Nine Years Ago Munich, Germany

Hallie

I was floating on air by the time we left the bakery.

Maybe I should have been more cautious, but something about Ace made me feel safer than I ever had—and free. We were just two strangers who happened to collide after dark in Munich. He made me laugh. Every single thing I suggested became his personal mission. He was smart, funny and thoughtful.

So, when we stepped outside the bakery and he looked down at me with those crystalline blue eyes, I didn’t flinch.

And when he confessed, “I want to kiss you,” I smiled up at him and said, “Then you should.”

A warmth spread through me—the way he smiled and brushed my hair back over my shoulder, placing his palm at the back of my neck. Then he leaned in and kissed my lips. It was just the faintest brush of skin to skin.

I was still gripping my to-go cup and the bag with our pastries. He still had his cup in his other hand.

That barely-there kiss made my knees wobble.

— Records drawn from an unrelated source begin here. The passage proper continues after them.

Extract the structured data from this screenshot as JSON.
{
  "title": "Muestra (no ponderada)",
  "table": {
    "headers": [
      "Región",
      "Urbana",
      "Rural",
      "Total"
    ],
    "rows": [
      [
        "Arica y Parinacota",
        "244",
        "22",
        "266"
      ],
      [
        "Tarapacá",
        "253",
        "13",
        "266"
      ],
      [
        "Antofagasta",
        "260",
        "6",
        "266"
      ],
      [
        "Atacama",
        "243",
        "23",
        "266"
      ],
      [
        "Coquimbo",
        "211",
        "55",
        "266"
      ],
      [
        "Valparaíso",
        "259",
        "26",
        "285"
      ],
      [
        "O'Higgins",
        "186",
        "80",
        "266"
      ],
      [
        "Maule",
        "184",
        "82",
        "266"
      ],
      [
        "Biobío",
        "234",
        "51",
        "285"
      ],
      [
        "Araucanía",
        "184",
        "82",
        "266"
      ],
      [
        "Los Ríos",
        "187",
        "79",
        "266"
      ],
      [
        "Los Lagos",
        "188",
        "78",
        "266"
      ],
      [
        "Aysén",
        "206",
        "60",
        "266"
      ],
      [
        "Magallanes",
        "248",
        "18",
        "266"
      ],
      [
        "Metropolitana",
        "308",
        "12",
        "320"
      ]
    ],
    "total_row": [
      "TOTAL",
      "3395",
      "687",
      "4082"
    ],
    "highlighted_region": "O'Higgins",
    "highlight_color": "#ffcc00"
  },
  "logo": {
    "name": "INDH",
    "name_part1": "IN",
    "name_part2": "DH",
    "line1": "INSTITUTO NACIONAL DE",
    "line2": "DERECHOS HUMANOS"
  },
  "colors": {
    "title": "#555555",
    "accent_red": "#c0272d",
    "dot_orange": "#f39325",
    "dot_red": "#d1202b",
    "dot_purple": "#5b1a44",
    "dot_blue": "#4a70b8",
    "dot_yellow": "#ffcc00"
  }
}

Ace stepped back and I lost my footing on the cobblestone, nearly spilling my cocoa. We both burst into peals of laughter that rang into the night, the echo off the surrounding buildings and street making it sound louder than it really was.

I raised my finger to my lips, glancing up at Ace, and said, “Bitte seien Sie ruhig,” which means, Please be quiet, in German. Ace laughed harder and said, “Entschuldigung, Fr?ulein,” Excuse me, miss, just like he had shouted up to the old woman on the balcony.

We laughed together—sharing a private joke as if the world would always be ours for the taking.

And then Ace put his hand on my back as we wandered the streets. He wasn’t trying to cross a line. His touch felt natural, like I’d been waiting all my life to find him here, a whole continent away from home, and that spot on my back had been saved for his palm alone.

“I think there’s a botanical garden near here,” I told him, resisting the urge to draw closer to him as we walked.

“Let’s find it,” he said, making my wish into his command one more time.